Le retour en force du G8
Ce retour en force du G8 s’effectue dans un contexte marqué d’abord par l’essoufflement du G20. En effet, les deux premiers sommets de cette instance ont été couronnés de succès et lui ont permis de faire face à l’abîme que représentait la crise globale. Mais depuis le sommet de Pittsburgh en septembre 2009, le G20 est en train de marquer le pas et les divergences entre les pays membres l’emportent peu à peu, jetant un grand doute sur la coordination des politiques économiques. Des politiques de change aux réformes financières, aux priorités des politiques économiques entre la consolidation budgétaire ou la poursuite des politiques non orthodoxes de relance, les sujets de désaccord ne manquent pas entre les pays du G20 ce qui rend la coordination plus incertaine et jette un doute sur la capacité de cette instance à gouverner l’économie globale. Par ailleurs, l’avènement des pays émergents sur la scène mondiale a été un évènement majeur et a suscité d’importantes inquiétudes de la part des pays développés sur le basculement du centre de gravité de l’économie mondiale. Mais, passées les inquiétudes des premiers mois, on se rend de plus en plus compte des difficultés des pays émergents à élaborer et à définir des positions communes au sein de l’économie mondiale. La dernière illustration en date concerne le FMI et leur ralliement probable à la candidature européenne faute de s’être mis d’accord sur un candidat commun. Ainsi, les ennuis du G20 alliés aux difficultés de la solidarité Sud-Sud expliquent ce retour en force du G8.
Cependant, le dernier sommet de Deauville, en dépit de la volonté pour en faire un moment de rédemption des vieilles puissances industrielles, a montré les difficultés du G8 à apporter des réponses à un monde de plus en complexe.
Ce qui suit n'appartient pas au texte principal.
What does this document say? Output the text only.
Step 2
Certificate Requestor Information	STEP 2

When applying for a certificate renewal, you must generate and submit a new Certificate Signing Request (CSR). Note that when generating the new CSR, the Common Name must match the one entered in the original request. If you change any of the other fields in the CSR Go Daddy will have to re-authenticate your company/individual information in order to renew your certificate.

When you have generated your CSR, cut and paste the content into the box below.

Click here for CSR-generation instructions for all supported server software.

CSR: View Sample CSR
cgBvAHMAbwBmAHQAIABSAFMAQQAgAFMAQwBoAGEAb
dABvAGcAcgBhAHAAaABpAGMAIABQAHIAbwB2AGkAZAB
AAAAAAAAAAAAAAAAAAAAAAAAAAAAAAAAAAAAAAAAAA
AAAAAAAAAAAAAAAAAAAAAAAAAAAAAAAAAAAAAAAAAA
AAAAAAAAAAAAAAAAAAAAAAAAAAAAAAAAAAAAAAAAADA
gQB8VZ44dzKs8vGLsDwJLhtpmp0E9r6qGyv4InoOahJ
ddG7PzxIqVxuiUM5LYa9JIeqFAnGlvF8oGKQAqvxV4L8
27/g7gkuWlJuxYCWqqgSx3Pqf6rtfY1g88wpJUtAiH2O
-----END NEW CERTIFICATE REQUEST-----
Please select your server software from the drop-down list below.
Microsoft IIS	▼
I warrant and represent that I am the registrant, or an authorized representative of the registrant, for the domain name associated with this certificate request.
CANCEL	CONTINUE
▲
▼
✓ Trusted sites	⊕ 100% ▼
Sur les deux questions essentielles au centre des débats, les réponses du G8 ont été plutôt timides. Sur les printemps arabes et en dépit de l’appui apporté à la Tunisie et à l’Egypte dans leurs transitions, le soutien financier n’a pas été à la hauteur des espoirs et surtout des défis de ces transitions. Par ailleurs, pour l’économie mondiale, et si le sommet a enregistré avec satisfaction la reprise, certes encore fragile de la croissance, il n’a pas été en mesure de répondre de manière vigoureuse à la question de la dette souveraine qui hante les pays développés particulièrement en Europe et aux Etats-Unis et qui est à l’origine d’une mobilisation sociale de plus en plus forte, comme l’a montré l’occupation de la place Puerta del Sol à Madrid pour protester contre les politiques d’austérité et la montée du chômage.
Plus que jamais la gravité de la crise appelle à des réponses nouvelles afin de sortir de la dépression et assurer une relance de l’économie globale sur des bases durables et équitables. Cela passe aussi par l’ouverture de la gouvernance globale à la marge du monde, une redynamisation du G20, une prise en compte des préoccupations des pays les plus pauvres et une écoute des aspirations de la société civile internationale.